Representative source-code-oriented models include CodeLLaMA [40], StarCoder [41], and GPT-4 [42]. CodeLLaMA is suitable for research due to its specialization and independent deployment capability; StarCoder provides an open-source multilingual alternative; GPT-4 serves as a reasoning benchmark despite cost and reproducibility limitations.
LLM-based methods utilize pre-trained models to analyze and reason about code, either directly or through task-specific fine-tuning. In hybrid systems, LLMs are typically integrated with static analysis, dynamic analysis, or machine learning. Alerts generated by SAST or ML models can be further examined by LLMs to reassess severity and reduce false positives. Unlike earlier deep learning models, LLMs capture syntax, semantics, and global context simultaneously. For example, suspicious access-control code identified by static analysis can be re-evaluated by an LLM to determine whether it represents a genuine vulnerability or a legitimate usage pattern.
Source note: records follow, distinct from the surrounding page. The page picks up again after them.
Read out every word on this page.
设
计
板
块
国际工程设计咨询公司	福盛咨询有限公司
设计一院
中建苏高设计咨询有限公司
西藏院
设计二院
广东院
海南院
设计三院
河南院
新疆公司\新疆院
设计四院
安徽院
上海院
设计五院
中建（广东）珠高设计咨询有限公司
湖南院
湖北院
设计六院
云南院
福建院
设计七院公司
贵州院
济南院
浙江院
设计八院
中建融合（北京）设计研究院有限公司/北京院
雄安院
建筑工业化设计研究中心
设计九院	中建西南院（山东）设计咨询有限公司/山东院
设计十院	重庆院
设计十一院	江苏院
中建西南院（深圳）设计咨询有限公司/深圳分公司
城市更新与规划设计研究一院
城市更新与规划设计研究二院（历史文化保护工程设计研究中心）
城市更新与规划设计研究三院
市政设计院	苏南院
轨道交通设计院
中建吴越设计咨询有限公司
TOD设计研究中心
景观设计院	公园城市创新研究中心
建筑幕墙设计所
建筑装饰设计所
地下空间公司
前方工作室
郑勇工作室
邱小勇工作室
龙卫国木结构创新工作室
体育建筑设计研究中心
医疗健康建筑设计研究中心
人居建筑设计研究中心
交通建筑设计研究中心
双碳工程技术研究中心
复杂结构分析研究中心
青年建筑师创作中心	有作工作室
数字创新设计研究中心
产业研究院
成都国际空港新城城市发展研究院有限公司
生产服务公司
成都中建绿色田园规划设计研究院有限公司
The main advantage of LLM-based and hybrid approaches lies in their semantic reasoning capability, particularly for logic and context-dependent vulnerabilities. However, high computational cost, deployment complexity, and stability concerns limit their standalone use. Therefore, LLMs are most effective as complementary components within a broader detection architecture rather than as full replacements for traditional methods.
3.6. Proposed Source Code Vulnerability Detection Architecture
The analyses in Sections 3.1-3.5 indicate that each detection method is effective only within certain scopes. Static analysis provides early detection but often generates high false positives; dynamic analysis and fuzzing validate runtime behavior but depend on test coverage; machine learning and deep learning improve detection of complex patterns but rely on data quality and
computational resources; large language models offer strong semantic reasoning but face challenges in stability and deployment efficiency. These limitations suggest that no single method can fully satisfy practical detection requirements.
Based on this insight, a hybrid-oriented architecture is proposed, organizing complementary methods into functional layers rather than replacing existing techniques.
As illustrated in Figure 1, the pipeline includes:
(i) Static analysis for early-stage screening and broad coverage;
(ii) Dynamic analysis and fuzzing to validate execution-level vulnerabilities and reduce false positives;
(iii) Machine learning/deep learning models to analyze syntactic and structural patterns, particularly for complex or logic-related vulnerabilities;
(iv) Large language model-based reasoning for semantic reassessment and alert consolidation, helping reduce noise in final results.